Greece had formed a contingency plan to open corruption investigations into German companies in the case of a “Grexit,” reported local media. Targeted companies included Germany’s Siemens, Lidl and Allianz.

he Greek government produced a contingency plan that would “raise the cost of rupture” for Greece’s creditors – the European Commission, European Central Bank (ECB) and the International Monteryary Fund – if the country was forced out of the eurozone, according to a report published by Greek daily “Efimerida Ton Syntakton” on Saturday.

Citing Greek government officials under condition of anonymity, Efimerida Ton Syntakton reported that the plan included opening corruption probes into prominent German companies, including Siemens, Lidl, Allians, MAN and Hochtief.

“In basketball terms, the government would apply ‘pressure defense,'” the Greek periodical said.

According to “Efimerida Ton Syntakton,” the plan also included nationalizing Greece’s gaming monopoly OPAP, which was privatized in 2013.

The report comes on the heels of Greek Prime Minister Alexis Tsipras’ statements to parliament on Friday, revealing that the young premier had instructed former Finance Minister Yanis Varoufakis to produce a “defense plan” in the event of a “Grexit” – a Greek exit from Europe’s monetary union.

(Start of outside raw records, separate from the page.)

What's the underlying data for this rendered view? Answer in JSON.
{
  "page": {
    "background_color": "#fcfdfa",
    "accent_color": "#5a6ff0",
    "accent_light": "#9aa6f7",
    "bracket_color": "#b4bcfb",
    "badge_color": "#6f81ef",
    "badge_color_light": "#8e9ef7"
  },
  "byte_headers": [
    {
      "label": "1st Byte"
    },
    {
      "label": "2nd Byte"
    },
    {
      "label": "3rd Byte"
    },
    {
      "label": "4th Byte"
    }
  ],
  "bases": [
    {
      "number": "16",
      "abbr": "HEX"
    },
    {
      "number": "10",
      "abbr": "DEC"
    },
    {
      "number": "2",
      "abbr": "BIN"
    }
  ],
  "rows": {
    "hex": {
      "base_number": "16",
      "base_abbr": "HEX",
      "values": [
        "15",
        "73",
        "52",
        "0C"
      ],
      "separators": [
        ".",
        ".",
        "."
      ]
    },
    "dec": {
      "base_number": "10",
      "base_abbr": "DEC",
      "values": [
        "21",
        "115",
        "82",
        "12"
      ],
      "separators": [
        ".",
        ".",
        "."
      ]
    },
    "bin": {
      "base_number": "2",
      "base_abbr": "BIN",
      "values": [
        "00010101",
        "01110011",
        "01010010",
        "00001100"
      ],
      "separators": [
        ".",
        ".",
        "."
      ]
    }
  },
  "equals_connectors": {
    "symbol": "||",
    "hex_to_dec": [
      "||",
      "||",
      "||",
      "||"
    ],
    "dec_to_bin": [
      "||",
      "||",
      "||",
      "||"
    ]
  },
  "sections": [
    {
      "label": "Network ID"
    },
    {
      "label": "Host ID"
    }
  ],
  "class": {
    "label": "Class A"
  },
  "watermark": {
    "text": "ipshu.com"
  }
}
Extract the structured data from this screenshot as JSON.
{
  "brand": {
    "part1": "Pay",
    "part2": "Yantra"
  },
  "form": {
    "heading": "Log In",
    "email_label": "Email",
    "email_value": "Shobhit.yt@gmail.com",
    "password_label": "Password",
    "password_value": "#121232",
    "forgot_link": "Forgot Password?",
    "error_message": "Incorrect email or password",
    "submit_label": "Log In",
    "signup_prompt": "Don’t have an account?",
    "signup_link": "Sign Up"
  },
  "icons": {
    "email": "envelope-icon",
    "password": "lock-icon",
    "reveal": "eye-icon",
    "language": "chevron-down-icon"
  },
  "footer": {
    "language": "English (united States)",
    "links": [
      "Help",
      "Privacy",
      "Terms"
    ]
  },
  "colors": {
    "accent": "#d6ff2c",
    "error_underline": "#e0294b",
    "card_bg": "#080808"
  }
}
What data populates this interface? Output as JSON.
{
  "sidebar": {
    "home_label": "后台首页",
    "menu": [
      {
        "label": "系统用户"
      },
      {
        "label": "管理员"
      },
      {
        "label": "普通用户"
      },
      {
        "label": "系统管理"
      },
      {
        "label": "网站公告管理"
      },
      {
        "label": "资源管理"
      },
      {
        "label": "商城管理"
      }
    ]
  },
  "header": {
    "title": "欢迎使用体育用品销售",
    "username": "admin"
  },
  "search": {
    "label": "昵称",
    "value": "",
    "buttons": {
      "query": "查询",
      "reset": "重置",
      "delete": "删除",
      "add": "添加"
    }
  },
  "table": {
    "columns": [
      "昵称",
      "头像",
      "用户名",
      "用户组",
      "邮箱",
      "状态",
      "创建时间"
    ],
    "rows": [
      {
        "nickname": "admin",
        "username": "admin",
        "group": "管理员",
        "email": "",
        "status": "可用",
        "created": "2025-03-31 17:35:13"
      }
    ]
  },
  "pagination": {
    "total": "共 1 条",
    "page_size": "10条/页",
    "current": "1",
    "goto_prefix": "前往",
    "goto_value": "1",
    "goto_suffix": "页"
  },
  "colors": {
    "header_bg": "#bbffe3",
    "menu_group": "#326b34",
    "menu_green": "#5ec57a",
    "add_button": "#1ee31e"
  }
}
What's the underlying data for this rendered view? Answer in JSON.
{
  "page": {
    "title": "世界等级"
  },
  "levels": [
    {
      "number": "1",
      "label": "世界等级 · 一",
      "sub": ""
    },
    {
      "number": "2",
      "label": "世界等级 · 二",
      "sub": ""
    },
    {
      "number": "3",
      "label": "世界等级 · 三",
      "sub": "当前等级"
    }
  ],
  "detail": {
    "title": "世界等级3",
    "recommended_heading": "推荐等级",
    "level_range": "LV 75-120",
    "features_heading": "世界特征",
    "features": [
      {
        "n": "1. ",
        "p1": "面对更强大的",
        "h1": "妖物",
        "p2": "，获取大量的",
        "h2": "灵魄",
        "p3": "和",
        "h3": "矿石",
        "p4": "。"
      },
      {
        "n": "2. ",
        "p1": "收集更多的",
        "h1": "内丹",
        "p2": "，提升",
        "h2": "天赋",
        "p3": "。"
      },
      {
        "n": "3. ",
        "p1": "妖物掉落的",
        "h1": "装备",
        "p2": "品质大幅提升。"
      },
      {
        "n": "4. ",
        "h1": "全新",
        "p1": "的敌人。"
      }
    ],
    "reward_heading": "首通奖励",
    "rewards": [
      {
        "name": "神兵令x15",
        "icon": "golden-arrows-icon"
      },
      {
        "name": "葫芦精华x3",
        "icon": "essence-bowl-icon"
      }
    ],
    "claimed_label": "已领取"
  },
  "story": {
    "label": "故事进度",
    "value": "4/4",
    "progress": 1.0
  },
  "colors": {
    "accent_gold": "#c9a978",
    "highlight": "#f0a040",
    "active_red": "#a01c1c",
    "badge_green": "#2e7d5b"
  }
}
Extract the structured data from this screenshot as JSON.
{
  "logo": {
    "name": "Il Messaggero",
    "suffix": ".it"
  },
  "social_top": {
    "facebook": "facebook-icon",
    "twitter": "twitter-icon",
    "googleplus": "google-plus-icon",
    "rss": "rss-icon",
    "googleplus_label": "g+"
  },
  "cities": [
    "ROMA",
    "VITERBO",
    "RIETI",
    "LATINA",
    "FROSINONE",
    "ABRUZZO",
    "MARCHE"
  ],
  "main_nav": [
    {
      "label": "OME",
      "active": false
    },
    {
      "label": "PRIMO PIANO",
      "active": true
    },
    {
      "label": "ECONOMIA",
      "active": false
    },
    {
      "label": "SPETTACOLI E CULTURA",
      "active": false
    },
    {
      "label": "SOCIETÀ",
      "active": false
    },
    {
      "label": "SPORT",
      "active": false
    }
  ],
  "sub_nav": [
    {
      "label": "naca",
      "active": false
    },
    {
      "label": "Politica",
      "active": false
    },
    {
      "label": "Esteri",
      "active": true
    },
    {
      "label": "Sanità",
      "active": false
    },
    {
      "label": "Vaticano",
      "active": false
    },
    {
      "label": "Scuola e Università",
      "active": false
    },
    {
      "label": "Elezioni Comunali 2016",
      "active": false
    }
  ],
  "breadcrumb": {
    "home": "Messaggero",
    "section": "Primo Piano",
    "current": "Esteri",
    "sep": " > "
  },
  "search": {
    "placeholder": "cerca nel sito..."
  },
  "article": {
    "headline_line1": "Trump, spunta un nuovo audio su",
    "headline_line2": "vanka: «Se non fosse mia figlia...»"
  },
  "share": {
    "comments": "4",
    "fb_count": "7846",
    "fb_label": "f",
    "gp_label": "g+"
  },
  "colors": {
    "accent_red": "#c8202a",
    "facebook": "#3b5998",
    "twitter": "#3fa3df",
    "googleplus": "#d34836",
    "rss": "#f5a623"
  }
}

“I personally gave the order to prepare a team to prepare a defense plan in case of emergency,” Tsipras said, adding that plans to leave the eurozone were “never prepared” by his administration.
“If our creditors were preparing a Grexit plan, should we not have prepared our defenses?” the prime minister asked, without going into further details of the plan.

Germany holds the largest share of Greece’s bailouts since 2010, ahead of France and Italy. German Finance Minister Wolfgang Schäuble has been critical of a third bailout to Athens, stating in the past that a temporary exit from the monetary union could be the best alternative.